A resposta ao questionamento não poderia ser mais simples: o Judiciário está intervindo abertamente nos regimes políticos porque, na conjuntura de crise final do sistema, o imperialismo já não consegue manter sua ditadura nos países. Radicalmente rejeitado pela população mundial, os monopólios não podem mais contar com ninguém que tenha popularidade real para manter o controle da situação, nem mesmo na extrema direita. Trata-se, talvez, da maior crise do sistema político mundial em toda a história do imperialismo, seguramente a maior desde o fim da Segunda Grande Guerra.
Isso dito, o que “Kakay” realmente está “rendendo homenagens” é à força social mais criminosa que já existiu na história da humanidade, diretamente responsável por duas grandes guerras mundiais onde as mortes se contam na casa das dezenas de milhões, responsável pelo fascismo e nazismo, por todos os golpes de Estado no Brasil desde pelo menos a queda de Getúlio Vargas em 1945, pela Ditadura Militar, a nova onda de golpes de Estado na América Latina inaugurada com a queda do ex-presidente hondurenho Manuel Zelaya (2009), pela criminosa Guerra ao Terror e mais recentemente, pela campanha genocida de “Israel” contra o povo palestino e os povos árabes?. Isso é a “democracia” imperialista.

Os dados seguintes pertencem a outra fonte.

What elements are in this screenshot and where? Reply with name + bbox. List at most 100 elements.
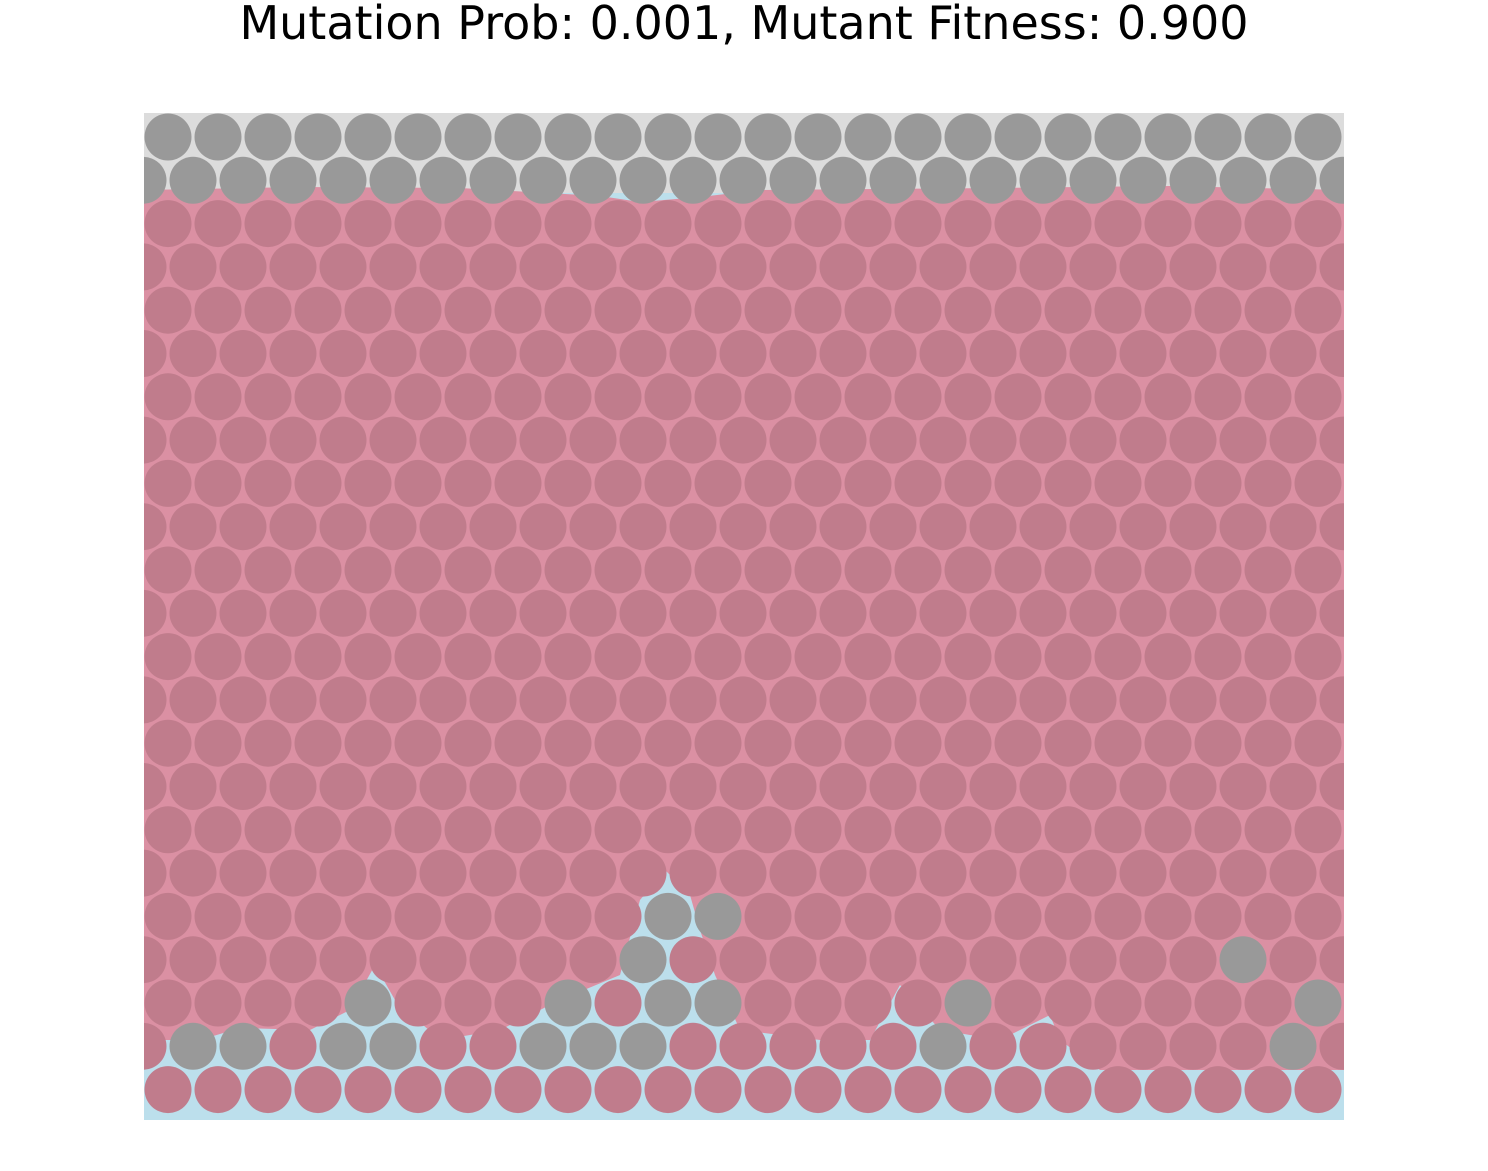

A “estabilidade” defendida pelo autor, é um presidente como FHC saqueando o País até deixar o Brasil no escuro e isso, enquanto mata 300 crianças de fome por dia. E para o retorno desses bons tempos é que o imperialismo conta com o Judiciário, em todos os lugares do mundo, um poder dedicado a disciplinar os regimes políticos locais de modo a manter a ditadura imperialista funcional.
O mundo tal como ele se apresenta não deixa dúvidas de que a luta no interior da direita, entre os setores centristas e a extrema direita, é real, mas isso não quer dizer que exista uma luta entre o Judiciário e o fascismo. O judiciário é o fascismo, o expediente a que o imperialismo recorre em tempos de crise para, pela força, derrotar oponentes e controlar uma situação difícil.
Foi assim com Mussolini e Hitler, com Médici e Videla e agora, Alexandre de Moraes e a responsável por condenar Le Pen, Bénédicte de Perthuis. Longe do que defende “Kakay”, a esquerda não pode ficar “ao lado dos que defendem e garantem a democracia”, devendo antes combater esses que são os verdadeiros fascistas.